IE 11 is not supported. For an optimal experience visit our site on another browser.

Senate GOP unveils police reform bill that seeks to discourage use of chokeholds

Senate Majority Leader Mitch McConnell said the Senate would take up the measure next week, setting up a showdown with Democrats.
Get more newsLiveon

WASHINGTON — Senate Republicans unveiled their version of police reform legislation Wednesday after weeks of nationwide protests over law enforcement treatment of Black Americans, setting up a battle with Democrats who are advancing a more sweeping version of reforms in the House.

The bill, put together by the Senate's lone Black Republican, Tim Scott of South Carolina, wouldn't ban chokeholds, but it would withhold federal funding from police departments that don't stop using the potentially deadly technique. In announcing the proposals, Scott defended the bill's approach, insisting that it would lead to a practical ban on the tactic. "If you think about the inability to have any grants if your department has chokeholds, that, frankly, is by default a ban on chokeholds," Scott said.

It would also require police departments to keep and update disciplinary information on officers and share it with other departments when officers try to get jobs, but it doesn't call for a national database to track complaints against individual officers. And it focuses on data collection about other contentious police practices, including "no-knock" warrants and use of force that results in serious injury or death.

The measure doesn't include a provision to eliminate qualified immunity, a legal mechanism that protects police officers from being personally liable for their actions while on the job. The idea of curbing that didn't gain widespread buy-in from other Republicans, including President Donald Trump, who has said he wouldn't support a police reform bill if it was included.

Sen.
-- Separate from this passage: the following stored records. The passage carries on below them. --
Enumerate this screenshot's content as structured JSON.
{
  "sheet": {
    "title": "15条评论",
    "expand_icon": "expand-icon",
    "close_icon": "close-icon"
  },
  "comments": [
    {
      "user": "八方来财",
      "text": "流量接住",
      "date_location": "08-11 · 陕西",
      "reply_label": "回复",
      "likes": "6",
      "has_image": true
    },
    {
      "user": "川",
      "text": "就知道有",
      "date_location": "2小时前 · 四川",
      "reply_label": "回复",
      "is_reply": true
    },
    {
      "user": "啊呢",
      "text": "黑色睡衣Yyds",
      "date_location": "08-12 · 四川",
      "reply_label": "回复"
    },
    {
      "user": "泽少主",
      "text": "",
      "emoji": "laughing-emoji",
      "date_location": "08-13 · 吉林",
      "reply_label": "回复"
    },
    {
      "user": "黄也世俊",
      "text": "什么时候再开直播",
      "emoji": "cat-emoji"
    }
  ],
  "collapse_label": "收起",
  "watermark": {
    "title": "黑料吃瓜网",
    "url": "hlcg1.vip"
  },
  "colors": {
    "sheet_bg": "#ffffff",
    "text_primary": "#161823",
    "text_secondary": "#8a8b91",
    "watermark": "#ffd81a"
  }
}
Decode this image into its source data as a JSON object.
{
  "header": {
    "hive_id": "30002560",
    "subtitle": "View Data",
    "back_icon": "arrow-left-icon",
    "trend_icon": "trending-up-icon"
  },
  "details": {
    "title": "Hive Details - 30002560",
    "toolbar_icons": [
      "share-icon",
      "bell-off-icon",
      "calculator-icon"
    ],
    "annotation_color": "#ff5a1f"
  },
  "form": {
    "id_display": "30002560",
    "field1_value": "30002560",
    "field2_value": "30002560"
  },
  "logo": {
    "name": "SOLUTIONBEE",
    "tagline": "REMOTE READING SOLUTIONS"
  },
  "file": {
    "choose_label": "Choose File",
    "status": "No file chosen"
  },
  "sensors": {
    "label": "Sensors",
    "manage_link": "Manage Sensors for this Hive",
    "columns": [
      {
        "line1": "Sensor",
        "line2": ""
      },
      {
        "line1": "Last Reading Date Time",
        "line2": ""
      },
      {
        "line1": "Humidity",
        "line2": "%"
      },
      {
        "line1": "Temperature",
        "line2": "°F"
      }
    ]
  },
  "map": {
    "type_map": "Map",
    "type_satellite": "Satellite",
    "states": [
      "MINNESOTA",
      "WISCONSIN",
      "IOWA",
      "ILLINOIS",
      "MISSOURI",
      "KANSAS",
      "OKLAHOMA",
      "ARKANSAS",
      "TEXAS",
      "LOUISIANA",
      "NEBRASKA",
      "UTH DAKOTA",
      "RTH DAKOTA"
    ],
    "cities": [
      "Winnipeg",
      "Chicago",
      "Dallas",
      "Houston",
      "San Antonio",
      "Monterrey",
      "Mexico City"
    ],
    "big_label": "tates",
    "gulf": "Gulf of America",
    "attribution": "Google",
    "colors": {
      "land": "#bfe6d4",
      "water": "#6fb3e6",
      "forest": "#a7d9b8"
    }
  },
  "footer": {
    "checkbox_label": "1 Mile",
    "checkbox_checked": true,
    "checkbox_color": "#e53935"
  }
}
John Thune of South Dakota, a top member of GOP leadership, said it was still "a bridge too far" for many Republicans who worry that it would harm recruitment and retention of police officers. Qualified immunity is a central component of the Democrats' bill.

Another major difference between the Democrats' and Republicans' bill is the use of federal funds. Democrats wouldn't provide new federal funding to implement their reforms, while the Republican bill would provide funding through Justice Department grants for new training and de-escalation programs.

The GOP bill comes at a pivotal moment in the country on an issue that Republicans have been reluctant to address but have swiftly moved on after protests swept the nation following the May 25 death of George Floyd, a Black man, after a white Minneapolis police officer knelt on his neck for more than eight minutes.

"The George Floyd incident certainly accelerated this conversation," Scott said Wednesday.

Scott, who has publicly detailed instances when he has been racially profiled by the police both in his home state and inside the U.S. Capitol, led his colleagues in crafting the legislation and unveiled it at a Wednesday morning news conference where he was joined by Senate Majority Leader Mitch McConnell, R-Ky., and half a dozen other Senate Republicans.

House and Senate Democrats, led by the Congressional Black Caucus and Sens. Cory Booker of New Jersey and Kamala Harris of California, unveiled their legislation earlier this month, and the House Judiciary Committee is marking it up Wednesday. The House is expected to vote on it next week.

McConnell said he is going to move Scott's legislation to the floor next week, setting up a clash between the Democratic-led House and the Republican-led Senate on the legislation.

Senate Democratic leader Chuck Schumer of New York said the GOP bill does "not meet the moment," but he signaled that he wouldn't block the Republican bill from being brought to the floor.

"This bill will need dramatic improvements," Schumer said. "This is not about the perfect being the enemy of the good. It's about replacing what's ineffective with the effective."

The president signed an executive order Tuesday that Democrats have called inadequate.

The death of Floyd has moved Republicans further along on the issue of police reform than they have been in the past, but they are resistant to creating any national standards of policing.

But the use of chokeholds, a broad term used to describe the blocking of air and blood, has come under specific scrutiny. Police departments have begun banning them in the wake of Floyd's death, but how often they are used is relatively unknown.

Under the GOP Senate bill, failure to comply with collecting data on no-knock warrants and body camera use would result in a reduction of federal funds. Police departments could apply for $1 million grants to implement the data collection.

The bill would also increase the punishment for officers filing false police reports, increase grants for the use of body cameras and make lynching a federal hate crime, a measure that has been blocked in the Senate.

It would also require police departments to keep and update disciplinary records of officers and to share the records with other local departments when officers move departments.

Harris, who helped author the Democrats' bill, said the GOP version "gives lip service to the problem."

"There's not teeth in it," Harris added. "Literally what he is proposing would not save a life."

While the bill is expected the gain the support of most Republicans, Sen. Mike Braun, R-Ind., said the measure doesn't go far enough.

"I've been disappointed that we haven't as a Republican Conference been more aggressive here," Braun said. He plans to introduce his own legislation, which would eliminate qualified immunity.

Sen. Rand Paul, R-Ky., also introduced a bill that would ban no-knock warrants, a measure that wasn't included in Scott's bill.

"We're still advocating that the bill needs to be fixed to make it better," Paul said.